Апоница, поняв, что преследовать его монголы не собираются, спрятал коня в прибрежной рощице, а сам вернулся назад. Юрьевича он спасти не мог, а тело был забрать обязан. Увидев, как двое батыевских слуг стравливают его псам, не желавшим рвать на куски мёртвое тело, Апоница ударом кинжала убил одного иноверца, затем второго, схватился с собаками, которые в ярости набросились на него. Но кинжал выручил и на этот раз, хотя один из псов сумел-таки прокусить ему руку чуть повыше кисти. Но дядька забрал тело, отвёз его подальше и, опасаясь погони, схоронил в надёжном месте, а сам возвратился в Рязань.

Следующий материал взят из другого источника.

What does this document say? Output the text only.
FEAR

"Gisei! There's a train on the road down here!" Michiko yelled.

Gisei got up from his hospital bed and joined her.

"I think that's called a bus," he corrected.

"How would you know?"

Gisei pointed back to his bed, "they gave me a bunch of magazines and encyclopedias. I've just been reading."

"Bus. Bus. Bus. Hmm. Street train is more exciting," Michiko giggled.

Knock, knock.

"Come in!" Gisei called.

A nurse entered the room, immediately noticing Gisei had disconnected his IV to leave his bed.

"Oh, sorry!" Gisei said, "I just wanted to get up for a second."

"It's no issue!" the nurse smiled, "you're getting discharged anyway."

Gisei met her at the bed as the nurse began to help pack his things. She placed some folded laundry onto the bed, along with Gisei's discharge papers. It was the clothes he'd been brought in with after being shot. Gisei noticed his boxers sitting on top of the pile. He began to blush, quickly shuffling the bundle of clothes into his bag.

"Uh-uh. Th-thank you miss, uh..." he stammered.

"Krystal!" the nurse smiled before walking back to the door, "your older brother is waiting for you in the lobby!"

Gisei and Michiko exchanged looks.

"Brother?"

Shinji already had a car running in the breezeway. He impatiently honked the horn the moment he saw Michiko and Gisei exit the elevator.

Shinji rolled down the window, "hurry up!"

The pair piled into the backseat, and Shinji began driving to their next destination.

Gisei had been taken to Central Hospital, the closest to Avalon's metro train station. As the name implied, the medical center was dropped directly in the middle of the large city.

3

Евпраксия в этот миг кормила малолетнего сына, Ивана Фёдоровича. Апоница поднялся в светёлку княгини, находившуюся на третьем этаже княжеского терема. Он влетел без стука, но, увидев, как кормят княжича, тотчас отвернулся, стал извиняться и хотел даже выйти, но Евпраксия его остановила.
– Что случилось, Апонюшка?
– Нет-нет, ничего, я зайду попозже!
– Ты говори, коли пришёл, я ведь чую, что с бедой явился, ещё вчера во сне матушка-покойница приходила, сидела напротив меня и молчала, – настойчиво, прерывистым голосом заговорила молодая княгиня. – А это к беде, сама ведаю. Чую, убили мужа моего, говори, не терзай душу, так легче пережить будет!

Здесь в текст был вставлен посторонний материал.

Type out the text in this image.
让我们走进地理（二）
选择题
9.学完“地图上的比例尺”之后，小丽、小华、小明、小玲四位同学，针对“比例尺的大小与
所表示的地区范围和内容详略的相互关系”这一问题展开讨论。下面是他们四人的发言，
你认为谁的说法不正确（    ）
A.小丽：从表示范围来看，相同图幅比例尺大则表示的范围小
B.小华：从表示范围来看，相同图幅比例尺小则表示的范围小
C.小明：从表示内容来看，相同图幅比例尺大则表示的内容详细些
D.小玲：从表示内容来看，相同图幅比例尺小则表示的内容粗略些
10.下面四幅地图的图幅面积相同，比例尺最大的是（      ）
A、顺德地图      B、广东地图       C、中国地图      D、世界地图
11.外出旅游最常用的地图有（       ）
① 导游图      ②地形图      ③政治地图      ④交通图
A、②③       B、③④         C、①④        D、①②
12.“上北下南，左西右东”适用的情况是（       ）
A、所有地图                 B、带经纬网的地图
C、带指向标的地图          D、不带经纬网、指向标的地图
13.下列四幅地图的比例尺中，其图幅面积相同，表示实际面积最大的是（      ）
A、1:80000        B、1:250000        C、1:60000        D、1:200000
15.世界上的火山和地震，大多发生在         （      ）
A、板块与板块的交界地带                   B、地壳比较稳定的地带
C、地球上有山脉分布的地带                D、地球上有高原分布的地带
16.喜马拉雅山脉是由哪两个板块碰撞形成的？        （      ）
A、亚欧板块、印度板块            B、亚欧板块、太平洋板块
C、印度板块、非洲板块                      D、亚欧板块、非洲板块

Последние слова Евпраксия почти выкрикнула, Апоница вздрогнул и, сам не желая того, выдохнул:
– Да. Я сам его схоронил... Никто ещё о том не знает, я увидел свет в твоей светёлке, вот и решил зайти.
– За что его убили?
Апоня пересказал всё, что произошло у Батыя, взглянул на княгиню. Та уже перестала кормить малыша, но всё ещё держала его на руках, отрешённо глядя в сторону.
– Они придут сюда?
Дядька кивнул.
– И возьмут город?
– Нам их не одолеть.
Евпраксия несколько мгновений молчала. С открытым иконописным лицом, крупные черты которого невольно притягивали к себе восхищенные взоры окружающих, высокая, статная, с гибким станом, княгиня даже в этот трагический миг была столь хороша, что пестун молодого князя не мог оторвать от неё глаз.
– Потому вам, ваша милость, лучше уехать. Я поговорю об этом с Юрием Игоревичем, – вздохнул Апоня.
Он взглянул на окаменевшую княгиню, всё ещё прижимавшую к себе сына, вышел из светёлки, спустился вниз. Заметала позёмка, шёл сухой снег, дядька натянул треух на уши, направился ко двору князя, чтобы и ему сообщить горестную весть. Он сделал несколько шагов, как вдруг за спиной раздался странный звук. Словно что-то упало. Апоница обернулся. В нескольких саженях от него лежало тело Евпраксии. В распахнутом настежь окне светёлки подрагивало пламя лучины. Он подбежал к княгине, заметил струйку крови, вытекающую из разбитой головы, и огромные остекленелые глаза, продолжающие сиять небесно-голубым светом. Апоня перевернул тело и увидел спелёнутого княжича. Дядька выхватил его, но и он оказался мёртв.